For those living in rural America, healthcare access is far from a guarantee. Whether it’s waking up at 4 a.m. to drive three hours to the nearest specialist, waiting six months for a routine checkup, or calling for an ambulance only to learn that it is 45 minutes away, people living in rural areas face barriers that their urban counterparts rarely have to consider.
These access problems continue to plague rural communities across the nation. Currently, about 20% of rural Americans live in counties without any hospitals, and roughly 70% live in a county without a practicing oncologist.
Dan Liljenquist, chief strategy officer at Intermountain Health, thinks that more large health systems should employ a hub-and-spoke model to ensure that rural providers can thrive, he said last month in an interview.
Intermountain — which operates 34 hospitals and 400 clinics, mainly in the Rocky Mountains region — recently joined a consortium to help popularize this type of model, Liljenquist added.
The health system has teamed up with Microsoft, Epic, Gates Ventures and West Health to spread the word about the hub-and-spoke rural health strategy. Under this model, large health systems partner with rural hospitals — this way, rural “spoke” hospitals can access a larger “hub” health system’s technology, staff, medication discounts and other resources.
Intermountain has partnered with about 40 smaller rural hospitals, Liljenquist noted.
“We realized that if we deploy telemedicine programs effectively into these rural hospitals, we can keep people local,” he declared. “Through a digital connection, we can put expertise in the room with the emergency care doctor in a rural setting. Depending on how you calculate it, we can avoid 13-18% of all transfers into our centers.”

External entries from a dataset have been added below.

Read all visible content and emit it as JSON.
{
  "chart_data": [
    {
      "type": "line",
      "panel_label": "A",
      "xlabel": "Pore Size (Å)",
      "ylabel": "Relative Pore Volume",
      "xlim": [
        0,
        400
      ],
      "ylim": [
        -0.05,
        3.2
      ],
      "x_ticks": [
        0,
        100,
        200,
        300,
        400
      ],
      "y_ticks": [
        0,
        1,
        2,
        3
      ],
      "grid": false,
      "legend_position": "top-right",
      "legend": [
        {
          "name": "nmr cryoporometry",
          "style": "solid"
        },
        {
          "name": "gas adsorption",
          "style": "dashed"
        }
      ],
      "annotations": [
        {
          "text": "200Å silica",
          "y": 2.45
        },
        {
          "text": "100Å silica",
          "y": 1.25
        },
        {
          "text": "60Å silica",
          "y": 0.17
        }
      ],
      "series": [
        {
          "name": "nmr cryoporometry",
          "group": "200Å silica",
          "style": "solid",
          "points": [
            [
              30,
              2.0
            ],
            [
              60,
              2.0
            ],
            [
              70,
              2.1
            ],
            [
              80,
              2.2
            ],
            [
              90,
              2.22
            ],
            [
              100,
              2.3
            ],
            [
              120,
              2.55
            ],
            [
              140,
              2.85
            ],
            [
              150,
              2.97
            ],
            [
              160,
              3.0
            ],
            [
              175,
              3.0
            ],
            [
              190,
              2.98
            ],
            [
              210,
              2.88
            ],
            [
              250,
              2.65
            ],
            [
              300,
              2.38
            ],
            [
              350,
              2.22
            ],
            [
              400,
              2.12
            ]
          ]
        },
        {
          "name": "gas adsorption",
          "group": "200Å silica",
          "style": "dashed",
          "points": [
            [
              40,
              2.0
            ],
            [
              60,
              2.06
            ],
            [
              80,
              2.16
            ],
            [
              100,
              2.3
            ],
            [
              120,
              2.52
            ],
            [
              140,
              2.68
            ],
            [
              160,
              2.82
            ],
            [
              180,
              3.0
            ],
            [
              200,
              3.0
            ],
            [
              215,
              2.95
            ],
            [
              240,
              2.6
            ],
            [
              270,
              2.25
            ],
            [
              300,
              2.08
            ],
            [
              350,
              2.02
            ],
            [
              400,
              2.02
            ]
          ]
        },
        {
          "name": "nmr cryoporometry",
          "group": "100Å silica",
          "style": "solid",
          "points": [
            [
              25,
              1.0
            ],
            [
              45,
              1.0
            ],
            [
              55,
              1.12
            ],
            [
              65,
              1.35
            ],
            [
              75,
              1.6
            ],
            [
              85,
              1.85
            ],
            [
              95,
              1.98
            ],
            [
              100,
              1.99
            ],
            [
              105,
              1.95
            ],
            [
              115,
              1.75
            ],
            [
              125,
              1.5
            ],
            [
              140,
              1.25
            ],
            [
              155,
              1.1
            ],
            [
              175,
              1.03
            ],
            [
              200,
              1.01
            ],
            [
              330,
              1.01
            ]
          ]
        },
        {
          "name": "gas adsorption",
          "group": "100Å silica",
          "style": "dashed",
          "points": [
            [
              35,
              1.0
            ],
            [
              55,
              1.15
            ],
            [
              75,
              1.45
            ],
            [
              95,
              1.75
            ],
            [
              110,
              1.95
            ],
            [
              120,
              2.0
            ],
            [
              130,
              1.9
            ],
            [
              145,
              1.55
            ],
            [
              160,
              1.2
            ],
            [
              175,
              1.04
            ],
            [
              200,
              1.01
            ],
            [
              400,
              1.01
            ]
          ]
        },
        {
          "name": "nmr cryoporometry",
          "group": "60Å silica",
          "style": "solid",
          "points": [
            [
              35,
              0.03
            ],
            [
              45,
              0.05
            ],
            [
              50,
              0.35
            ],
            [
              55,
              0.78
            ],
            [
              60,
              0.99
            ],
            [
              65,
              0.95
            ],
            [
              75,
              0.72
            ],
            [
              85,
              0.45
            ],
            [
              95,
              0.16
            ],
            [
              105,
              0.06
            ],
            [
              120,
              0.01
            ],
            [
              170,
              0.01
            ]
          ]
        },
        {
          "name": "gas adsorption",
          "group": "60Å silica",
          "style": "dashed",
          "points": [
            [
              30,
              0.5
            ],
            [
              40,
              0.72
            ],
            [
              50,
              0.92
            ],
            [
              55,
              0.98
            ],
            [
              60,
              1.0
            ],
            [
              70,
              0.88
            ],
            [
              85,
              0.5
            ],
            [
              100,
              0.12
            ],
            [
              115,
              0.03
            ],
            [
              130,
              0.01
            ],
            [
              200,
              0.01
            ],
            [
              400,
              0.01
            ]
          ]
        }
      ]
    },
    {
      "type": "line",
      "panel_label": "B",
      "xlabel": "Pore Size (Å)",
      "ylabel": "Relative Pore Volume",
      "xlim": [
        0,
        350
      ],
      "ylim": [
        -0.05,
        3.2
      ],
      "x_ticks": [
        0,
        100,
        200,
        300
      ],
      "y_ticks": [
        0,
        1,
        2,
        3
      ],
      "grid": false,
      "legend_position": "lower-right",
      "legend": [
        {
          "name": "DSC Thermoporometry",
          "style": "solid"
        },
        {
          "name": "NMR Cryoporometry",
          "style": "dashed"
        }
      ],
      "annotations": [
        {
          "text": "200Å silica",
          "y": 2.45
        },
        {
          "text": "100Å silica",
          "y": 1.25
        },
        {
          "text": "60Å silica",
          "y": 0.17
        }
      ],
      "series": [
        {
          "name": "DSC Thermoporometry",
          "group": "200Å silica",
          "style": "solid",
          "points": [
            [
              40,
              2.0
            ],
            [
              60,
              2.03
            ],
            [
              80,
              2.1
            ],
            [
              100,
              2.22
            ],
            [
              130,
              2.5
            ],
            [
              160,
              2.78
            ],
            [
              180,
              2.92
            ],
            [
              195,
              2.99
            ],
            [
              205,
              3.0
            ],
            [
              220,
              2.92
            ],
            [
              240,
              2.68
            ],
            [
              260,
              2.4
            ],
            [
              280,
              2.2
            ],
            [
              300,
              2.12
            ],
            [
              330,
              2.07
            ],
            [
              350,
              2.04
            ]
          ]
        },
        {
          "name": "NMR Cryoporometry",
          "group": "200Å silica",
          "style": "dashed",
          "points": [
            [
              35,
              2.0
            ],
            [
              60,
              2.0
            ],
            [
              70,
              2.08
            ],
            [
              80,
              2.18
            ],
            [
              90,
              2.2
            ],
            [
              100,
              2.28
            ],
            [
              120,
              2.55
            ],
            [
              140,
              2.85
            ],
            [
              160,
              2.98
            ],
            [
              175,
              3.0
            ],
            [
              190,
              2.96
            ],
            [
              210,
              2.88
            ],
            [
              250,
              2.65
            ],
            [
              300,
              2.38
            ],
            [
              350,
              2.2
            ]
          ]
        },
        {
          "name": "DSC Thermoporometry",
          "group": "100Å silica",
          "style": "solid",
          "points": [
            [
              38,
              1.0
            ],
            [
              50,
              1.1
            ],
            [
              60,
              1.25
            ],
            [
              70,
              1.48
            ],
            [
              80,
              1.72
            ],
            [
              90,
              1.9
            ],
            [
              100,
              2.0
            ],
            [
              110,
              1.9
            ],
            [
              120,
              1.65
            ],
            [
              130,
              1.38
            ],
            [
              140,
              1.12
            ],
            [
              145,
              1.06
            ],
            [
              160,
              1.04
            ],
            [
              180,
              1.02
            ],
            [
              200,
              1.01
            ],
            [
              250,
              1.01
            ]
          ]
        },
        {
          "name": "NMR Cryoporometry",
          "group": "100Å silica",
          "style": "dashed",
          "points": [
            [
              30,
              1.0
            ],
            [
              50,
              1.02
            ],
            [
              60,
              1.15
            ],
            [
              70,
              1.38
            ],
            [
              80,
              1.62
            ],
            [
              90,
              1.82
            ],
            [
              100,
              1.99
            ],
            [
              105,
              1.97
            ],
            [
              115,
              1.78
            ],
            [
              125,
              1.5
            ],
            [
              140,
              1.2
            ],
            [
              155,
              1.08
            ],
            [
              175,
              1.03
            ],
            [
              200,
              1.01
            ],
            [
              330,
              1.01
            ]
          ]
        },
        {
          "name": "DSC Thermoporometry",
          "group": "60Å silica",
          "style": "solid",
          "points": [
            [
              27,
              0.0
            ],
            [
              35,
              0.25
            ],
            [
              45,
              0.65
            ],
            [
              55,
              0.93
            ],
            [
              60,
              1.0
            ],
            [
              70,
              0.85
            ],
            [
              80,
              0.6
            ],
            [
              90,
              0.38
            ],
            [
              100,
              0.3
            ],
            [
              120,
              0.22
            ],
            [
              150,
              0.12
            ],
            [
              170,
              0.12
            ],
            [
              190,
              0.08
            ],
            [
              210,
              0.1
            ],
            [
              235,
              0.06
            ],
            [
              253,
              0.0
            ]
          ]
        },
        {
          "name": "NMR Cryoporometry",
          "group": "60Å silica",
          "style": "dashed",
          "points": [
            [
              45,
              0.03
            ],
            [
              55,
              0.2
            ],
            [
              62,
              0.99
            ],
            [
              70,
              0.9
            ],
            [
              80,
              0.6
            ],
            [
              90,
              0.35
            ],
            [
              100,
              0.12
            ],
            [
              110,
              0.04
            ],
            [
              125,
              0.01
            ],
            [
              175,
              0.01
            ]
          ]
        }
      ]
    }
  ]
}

Basically, Intermountain’s clinical specialists and subspecialists work shifts at “a virtual hospital” that allows them to connect with rural providers in the greater region. Intermountain charges rural hospitals a “very small fractional fee” to have access to these clinicians, Liljenquist said.
The overall goal is to help rural hospitals remain operational and become more financially sustainable, Liljenquist pointed out.
“This allows [rural hospitals] to provide much better care and avoid transfers. Economically, that’s great for the rural hospital. It’s great for the patient, and it also helps us, too, because we’re able to better load-balance what’s coming into our facilities,” he explained.
There are probably seven to 10 other large health systems that could be taking the same kind of approach in order to help protect access to rural healthcare, Liljenquist noted.